Hassan Rouhani rules out bilateral talks with US


TEHERAN: Iranian President Hassan Rouhani has excluded the possibility of bilateral negotiations with the United States, having, however, noted that talks could resume on the following condition: “If the United States lifts all sanctions, they can, as before, enter into a dialogue within the P5+1 group”, he said.

As of today, he continued, Tehran’s answer to talks with Washington will always be “no”:”No decision has ever been taken to hold talks with the US and there has been a lot of offers for talks but our answer will always be negative”, Rouhani said.

The Iranian president appeared to reiterate his earlier comments made following the G7 summit in France’s Biarritz last month, when he said that the US must first lift sanctions against Iran, otherwise a meeting between the two presidents would be a mere photo op.

Last month, his American counterpart, Donald Trump, said that he was open to meeting Rouhani under the right circumstances to discus their standoff over the Joint Comprehensive Plan of Action (JCPOA), also referred to as the Iran nuclear deal.

“At a given point in time, there will have to be a meeting between the American and Iranian president”, Trump said, calling Rouhani a “great negotiator”, in the wake of the Group of Seven summit.

President Rouhani has previoulsy slammed the United States over its claims that it wanted to have talks without any preconditions, while at the same time sanctioning high-ranking Iranian officials, such as Foreign Minister Mohammad Javad Zarif.

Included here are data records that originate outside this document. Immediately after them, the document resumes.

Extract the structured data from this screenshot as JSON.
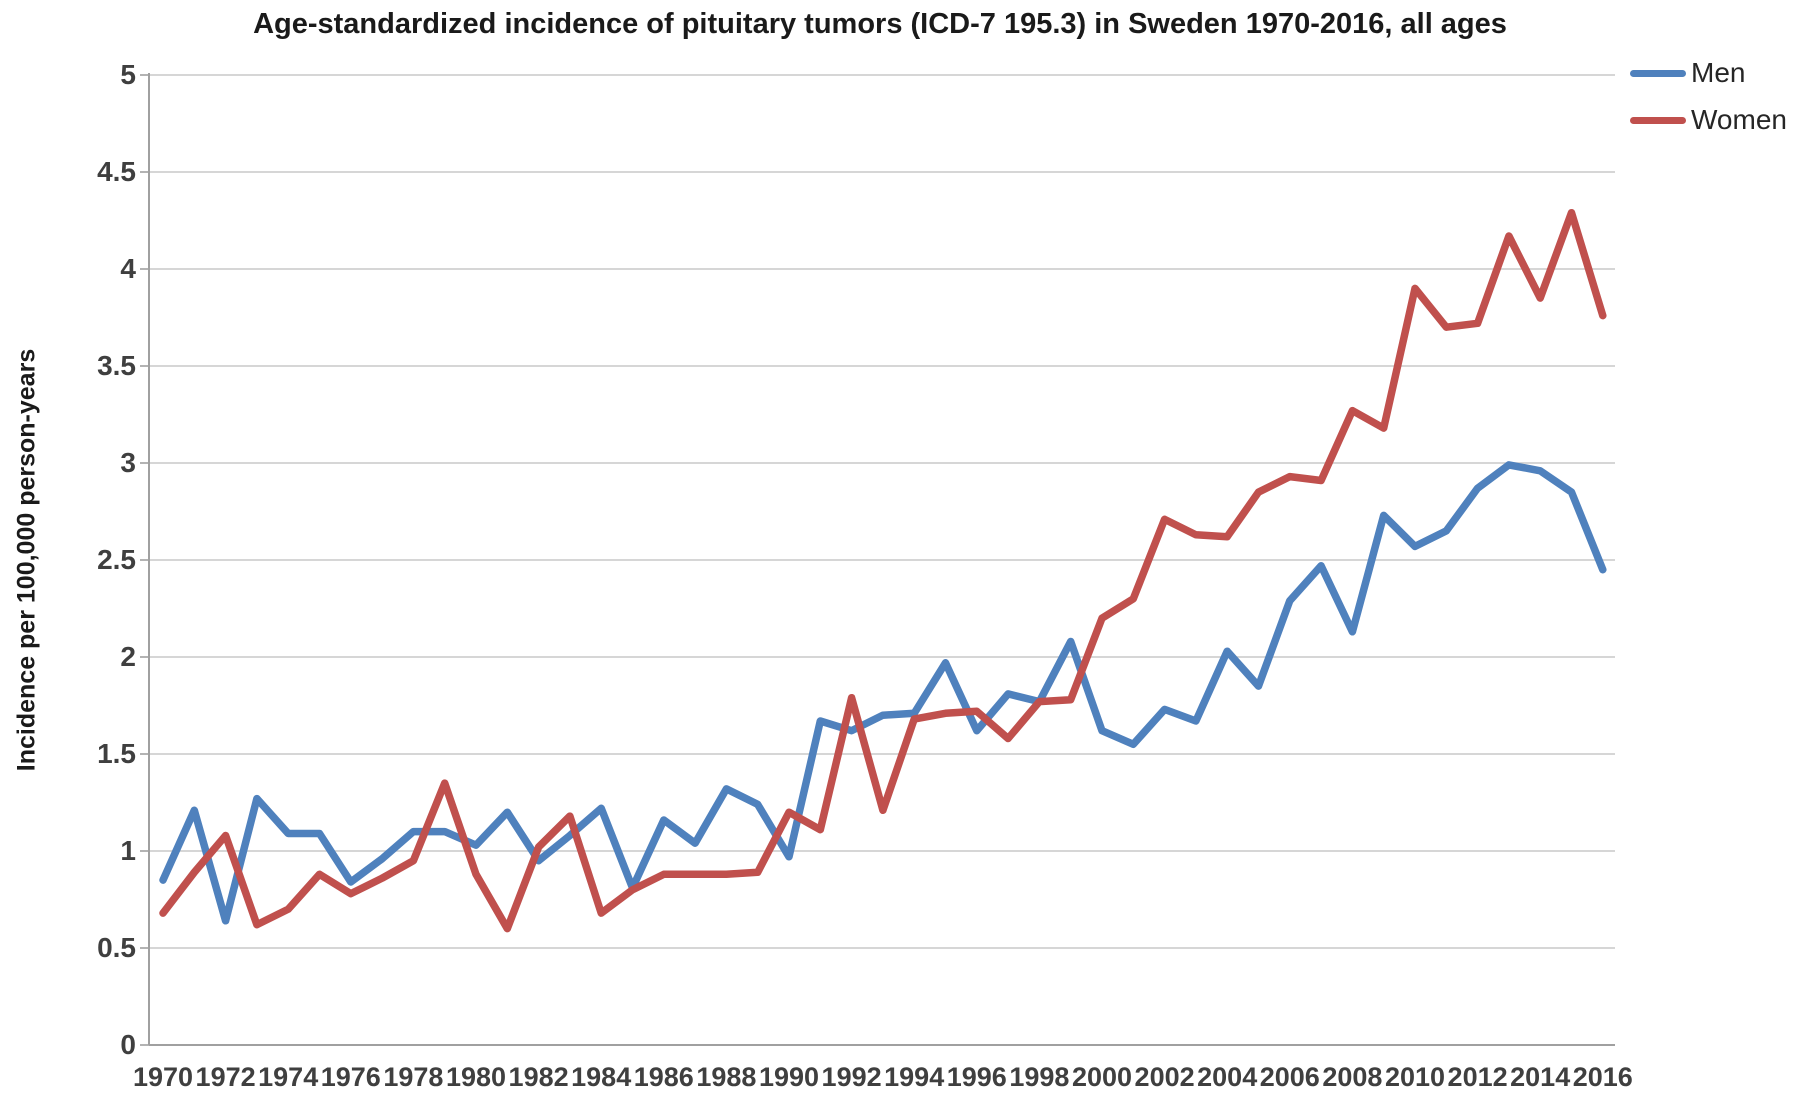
{
  "title": "Age-standardized incidence of pituitary tumors (ICD-7 195.3) in Sweden 1970-2016, all ages",
  "legend": {
    "men": "Men",
    "women": "Women"
  },
  "colors": {
    "men": "#4F81BD",
    "women": "#C0504D",
    "grid": "#C8C8C8",
    "axis": "#A0A0A0",
    "tick_text": "#3F3F3F"
  },
  "chart_data": {
    "type": "line",
    "title": "Age-standardized incidence of pituitary tumors (ICD-7 195.3) in Sweden 1970-2016, all ages",
    "xlabel": "",
    "ylabel": "Incidence per 100,000 person-years",
    "ylim": [
      0,
      5
    ],
    "grid": true,
    "legend_position": "top-right",
    "y_ticks": [
      0,
      0.5,
      1,
      1.5,
      2,
      2.5,
      3,
      3.5,
      4,
      4.5,
      5
    ],
    "y_tick_labels": [
      "0",
      "0.5",
      "1",
      "1.5",
      "2",
      "2.5",
      "3",
      "3.5",
      "4",
      "4.5",
      "5"
    ],
    "x": [
      1970,
      1971,
      1972,
      1973,
      1974,
      1975,
      1976,
      1977,
      1978,
      1979,
      1980,
      1981,
      1982,
      1983,
      1984,
      1985,
      1986,
      1987,
      1988,
      1989,
      1990,
      1991,
      1992,
      1993,
      1994,
      1995,
      1996,
      1997,
      1998,
      1999,
      2000,
      2001,
      2002,
      2003,
      2004,
      2005,
      2006,
      2007,
      2008,
      2009,
      2010,
      2011,
      2012,
      2013,
      2014,
      2015,
      2016
    ],
    "x_tick_labels": [
      "1970",
      "1972",
      "1974",
      "1976",
      "1978",
      "1980",
      "1982",
      "1984",
      "1986",
      "1988",
      "1990",
      "1992",
      "1994",
      "1996",
      "1998",
      "2000",
      "2002",
      "2004",
      "2006",
      "2008",
      "2010",
      "2012",
      "2014",
      "2016"
    ],
    "series": [
      {
        "name": "Men",
        "color": "#4F81BD",
        "values": [
          0.85,
          1.21,
          0.64,
          1.27,
          1.09,
          1.09,
          0.84,
          0.96,
          1.1,
          1.1,
          1.03,
          1.2,
          0.95,
          1.08,
          1.22,
          0.81,
          1.16,
          1.04,
          1.32,
          1.24,
          0.97,
          1.67,
          1.62,
          1.7,
          1.71,
          1.97,
          1.62,
          1.81,
          1.77,
          2.08,
          1.62,
          1.55,
          1.73,
          1.67,
          2.03,
          1.85,
          2.29,
          2.47,
          2.13,
          2.73,
          2.57,
          2.65,
          2.87,
          2.99,
          2.96,
          2.85,
          2.45
        ]
      },
      {
        "name": "Women",
        "color": "#C0504D",
        "values": [
          0.68,
          0.89,
          1.08,
          0.62,
          0.7,
          0.88,
          0.78,
          0.86,
          0.95,
          1.35,
          0.88,
          0.6,
          1.02,
          1.18,
          0.68,
          0.8,
          0.88,
          0.88,
          0.88,
          0.89,
          1.2,
          1.11,
          1.79,
          1.21,
          1.68,
          1.71,
          1.72,
          1.58,
          1.77,
          1.78,
          2.2,
          2.3,
          2.71,
          2.63,
          2.62,
          2.85,
          2.93,
          2.91,
          3.27,
          3.18,
          3.9,
          3.7,
          3.72,
          4.17,
          3.85,
          4.29,
          3.76
        ]
      }
    ]
  }
}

In late July, US Secretary of State Pompeo confirmed to WFTV 9 that President Trump sought unconditional talks with Iran, yet wanted to change Tehran’s “behaviour”.

Boiling Tensions

US-Iran relations have been tense since Washington unilaterally pulled out of the 2015 nuclear deal with Tehran in May 2018 and reinstated all sanctions against the Islamic Republic with a stated goal of bringing its oil exports to zero.

In May 2019, Iran, for its part, announced a decision to partially scale back its voluntary obligations under the nuclear deal and gave the remaining signatories – France, Germany, the United Kingdom, Russia, China, and the European Union – 60 days to salvage the agreement by facilitating oil exports and trade with Iran.